Odd user_id (101, 103) routes to order_1 (or ds1.order_1).

Inspecting the MySQL databases confirms the distribution: sharding_db – order_0 contains three rows (user_id 100, 102, 104); order_1 contains two rows (101, 103).

In the two‑database setup, sharding_db_0 holds the even rows, sharding_db_1 holds the odd rows.

The testGetOrderByUserId() method shows that queries are routed only to the relevant physical table, and testGetAllOrder() demonstrates automatic result merging across tables.

5. Advanced Topics

5.1 Sharding Strategies

Inline – expression‑based, simplest (e.g., order_${user_id%2}).

Standard – uses a sharding column and a pluggable algorithm; supports range queries.

Complex – multiple sharding keys (e.g., user_id + order_time) for more sophisticated scenarios.
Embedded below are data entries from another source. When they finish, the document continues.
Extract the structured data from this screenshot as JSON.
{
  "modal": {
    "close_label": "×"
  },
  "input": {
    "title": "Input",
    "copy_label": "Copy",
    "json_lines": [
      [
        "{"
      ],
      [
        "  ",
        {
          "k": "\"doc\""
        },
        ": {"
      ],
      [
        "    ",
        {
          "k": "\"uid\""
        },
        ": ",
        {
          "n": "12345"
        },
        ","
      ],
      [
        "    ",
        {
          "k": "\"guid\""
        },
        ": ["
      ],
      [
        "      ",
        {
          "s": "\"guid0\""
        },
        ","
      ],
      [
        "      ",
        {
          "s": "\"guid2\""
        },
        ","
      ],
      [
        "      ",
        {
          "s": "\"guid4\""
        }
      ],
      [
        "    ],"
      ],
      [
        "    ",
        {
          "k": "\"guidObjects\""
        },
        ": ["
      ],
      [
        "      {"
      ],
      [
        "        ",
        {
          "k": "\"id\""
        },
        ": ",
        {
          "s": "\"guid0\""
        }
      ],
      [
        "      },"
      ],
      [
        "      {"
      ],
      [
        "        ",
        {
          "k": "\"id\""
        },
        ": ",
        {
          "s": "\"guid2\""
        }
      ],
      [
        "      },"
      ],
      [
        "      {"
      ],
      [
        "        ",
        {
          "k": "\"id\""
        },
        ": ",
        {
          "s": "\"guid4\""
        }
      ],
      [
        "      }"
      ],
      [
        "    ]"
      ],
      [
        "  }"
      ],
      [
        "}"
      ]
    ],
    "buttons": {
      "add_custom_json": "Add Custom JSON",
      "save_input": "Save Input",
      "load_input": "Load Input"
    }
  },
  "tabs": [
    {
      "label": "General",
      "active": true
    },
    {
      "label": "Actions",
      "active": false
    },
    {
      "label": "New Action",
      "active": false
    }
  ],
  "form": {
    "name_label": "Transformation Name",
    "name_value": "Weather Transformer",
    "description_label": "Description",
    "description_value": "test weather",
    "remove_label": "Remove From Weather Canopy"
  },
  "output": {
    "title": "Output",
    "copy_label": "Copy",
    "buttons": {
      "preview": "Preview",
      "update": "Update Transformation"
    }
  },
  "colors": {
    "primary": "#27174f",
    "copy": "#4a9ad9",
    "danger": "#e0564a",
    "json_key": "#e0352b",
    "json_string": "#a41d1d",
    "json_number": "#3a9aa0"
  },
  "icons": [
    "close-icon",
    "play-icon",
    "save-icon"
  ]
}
5.2 Primary‑Key Generation

Auto‑increment IDs cannot be used across shards. Sharding‑JDBC provides generators such as the Snowflake algorithm. Example configuration:

spring:
  shardingsphere:
    rules:
      sharding:
        tables:
          order:
            key-generate-strategy:
              column: id
              key-generator-name: snowflake
        key-generators:
          snowflake:
            type: SNOWFLAKE
            props:
              worker-id: 1

After adding this, the id field is automatically filled with a globally unique 64‑bit value.

5.3 Binding Tables

When multiple logical tables share the same sharding key and algorithm (e.g., order and order_item both sharded by user_id), they should be declared as a binding group. This ensures that join queries are routed to the same physical tables, avoiding full‑table scans.

spring:
  shardingsphere:
    rules:
      sharding:
        binding-tables: order,order_item
        tables:
          order:
            actual-data-nodes: ds${0..1}.order_${0..1}
            table-strategy:
              standard:
                sharding-column: user_id
                sharding-algorithm-name: order-table-inline
          order_item:
            actual-data-nodes: ds${0..1}.order_item_${0..1}
            table-strategy:
              standard:
                sharding-column: user_id
                sharding-algorithm-name: order-table-inline

5.4 Broadcast Tables

Tables that must exist in every shard with identical data (e.g., dictionaries, configuration tables) are defined as broadcast tables. Queries against them are executed on a single randomly chosen database, while updates are automatically propagated to all shards.

spring:
  shardingsphere:
    rules:
      sharding:
        broadcast-tables: dict,sys_config
        tables:
          dict:
            actual-data-nodes: ds${0..1}.dict
          sys_config:
            actual-data-nodes: ds${0..1}.sys_config

6. Conclusion

Sharding‑JDBC makes database sharding in SpringBoot projects straightforward: you only need to define logical tables, choose a sharding key, configure the routing algorithm, and the framework handles SQL interception, routing, and result merging. By mastering horizontal sharding, horizontal sharding across multiple databases, key generation, binding tables, and broadcast tables, developers can efficiently scale databases without rewriting business logic.

Hands‑on the steps in this guide, then explore more advanced strategies (range sharding, complex sharding, distributed transactions) to further strengthen your backend architecture.